All students need to be supervised while in the Exploring Science area
Feb 24
8:30 - 10:15 am
5th - 6th grade Judging
Students should be at their projects 15 minutes early
Feb 24
11:00 - 12:45 pm
3rd - 4th grade Judging
Students should be at their projects 15 minutes early
Feb 24
2:00 - 4:30 pm
Public viewing of all projects
Feb 24
3:00 - 4:30 pm
Elementary Award Ceremony for everyone
All students will be called to the stage by Grade, District, and School for group photos
Feb 24
4:30 pm
Project boards are taken down and discarded
Please remove any project boards you wish to keep before this time



How Will My Child Benefit?

A science project integrates many diverse skills, including reading, writing, math, statistics, ethics, critical thinking, and use of computers, graphics, scientific methodology, and public speaking.

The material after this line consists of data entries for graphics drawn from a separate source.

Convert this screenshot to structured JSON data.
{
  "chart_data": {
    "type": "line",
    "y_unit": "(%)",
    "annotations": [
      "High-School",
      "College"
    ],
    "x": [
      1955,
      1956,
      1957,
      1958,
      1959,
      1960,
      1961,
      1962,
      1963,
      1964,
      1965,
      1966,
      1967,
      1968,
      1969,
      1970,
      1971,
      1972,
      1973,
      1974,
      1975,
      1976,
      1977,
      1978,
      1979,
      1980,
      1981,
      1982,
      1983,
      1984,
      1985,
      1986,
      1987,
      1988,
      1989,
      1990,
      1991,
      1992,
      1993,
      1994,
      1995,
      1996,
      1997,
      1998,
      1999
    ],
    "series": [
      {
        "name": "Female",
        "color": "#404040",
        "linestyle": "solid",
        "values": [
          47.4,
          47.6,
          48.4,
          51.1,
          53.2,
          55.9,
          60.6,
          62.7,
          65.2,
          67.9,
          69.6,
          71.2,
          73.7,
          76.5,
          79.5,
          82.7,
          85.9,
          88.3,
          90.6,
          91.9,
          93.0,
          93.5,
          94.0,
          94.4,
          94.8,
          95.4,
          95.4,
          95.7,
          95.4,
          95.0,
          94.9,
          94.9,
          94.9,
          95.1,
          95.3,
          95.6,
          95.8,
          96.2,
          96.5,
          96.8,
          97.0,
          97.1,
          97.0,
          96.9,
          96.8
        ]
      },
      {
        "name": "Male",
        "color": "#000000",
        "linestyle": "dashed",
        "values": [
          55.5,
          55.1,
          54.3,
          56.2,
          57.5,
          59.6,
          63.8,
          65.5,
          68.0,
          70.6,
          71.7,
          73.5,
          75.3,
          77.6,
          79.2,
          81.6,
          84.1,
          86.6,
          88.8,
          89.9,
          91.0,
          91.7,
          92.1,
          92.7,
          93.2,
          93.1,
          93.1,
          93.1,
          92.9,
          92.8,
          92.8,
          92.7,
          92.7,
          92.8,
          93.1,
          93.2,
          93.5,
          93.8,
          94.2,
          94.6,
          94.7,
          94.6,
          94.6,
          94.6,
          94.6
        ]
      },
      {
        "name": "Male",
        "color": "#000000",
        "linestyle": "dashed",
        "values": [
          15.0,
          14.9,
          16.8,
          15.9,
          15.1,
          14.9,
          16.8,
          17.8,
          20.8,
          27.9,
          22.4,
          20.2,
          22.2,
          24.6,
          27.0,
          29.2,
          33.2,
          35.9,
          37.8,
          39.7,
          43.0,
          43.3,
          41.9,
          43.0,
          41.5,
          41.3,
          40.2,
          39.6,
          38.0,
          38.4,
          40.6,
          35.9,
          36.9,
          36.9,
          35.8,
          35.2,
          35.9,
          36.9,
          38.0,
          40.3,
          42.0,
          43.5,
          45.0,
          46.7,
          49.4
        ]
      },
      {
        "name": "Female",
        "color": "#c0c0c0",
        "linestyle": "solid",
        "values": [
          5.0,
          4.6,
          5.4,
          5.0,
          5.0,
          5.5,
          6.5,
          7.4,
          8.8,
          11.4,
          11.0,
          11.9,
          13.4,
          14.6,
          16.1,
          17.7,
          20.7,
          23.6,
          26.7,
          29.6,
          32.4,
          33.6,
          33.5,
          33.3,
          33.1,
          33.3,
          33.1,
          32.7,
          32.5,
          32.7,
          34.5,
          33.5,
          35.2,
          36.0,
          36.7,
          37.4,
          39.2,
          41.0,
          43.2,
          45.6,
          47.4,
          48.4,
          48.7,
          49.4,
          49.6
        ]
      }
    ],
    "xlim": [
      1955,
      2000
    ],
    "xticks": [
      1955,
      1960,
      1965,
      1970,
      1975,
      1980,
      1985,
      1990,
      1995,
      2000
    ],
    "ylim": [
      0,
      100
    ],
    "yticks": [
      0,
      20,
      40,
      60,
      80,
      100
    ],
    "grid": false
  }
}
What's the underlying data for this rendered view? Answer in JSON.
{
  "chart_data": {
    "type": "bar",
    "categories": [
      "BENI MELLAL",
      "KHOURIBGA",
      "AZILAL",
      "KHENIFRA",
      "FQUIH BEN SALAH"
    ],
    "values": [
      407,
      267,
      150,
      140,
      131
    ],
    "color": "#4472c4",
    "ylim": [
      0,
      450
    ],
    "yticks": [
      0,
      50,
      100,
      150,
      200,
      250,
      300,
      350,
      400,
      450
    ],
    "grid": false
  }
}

The journey to and through the Science Festival is one of self-discovery. It teaches children to develop questions into formal, testable, and solvable problems; it helps prepare them to approach life's challenges systematically. Learning outcomes and finding answers offer powerful self-validation.

How Can I Help?

While your encouragement is the most valuable contribution, your eye on safety is also important.

You may offer guidance wherever you can, but the project should reflect your child's individual effort and design. The project's performance at the Science Festival is less important than what your child accomplishes and learns.

Your child might need help with:

  • selecting an age-appropriate project
  • planning and managing the project timeline - watch out for registration deadlines!
  • getting to libraries, museums, nature centers, universities, and more technical work, such as construction or photography—or, for the youngest, drawing straight lines
  • explaining the project to an audience. You might, for example, play the role of a Science Festival judge and ask probing questions


The most important possible outcomes of your child's project are the joy and learning that come from scientific discovery.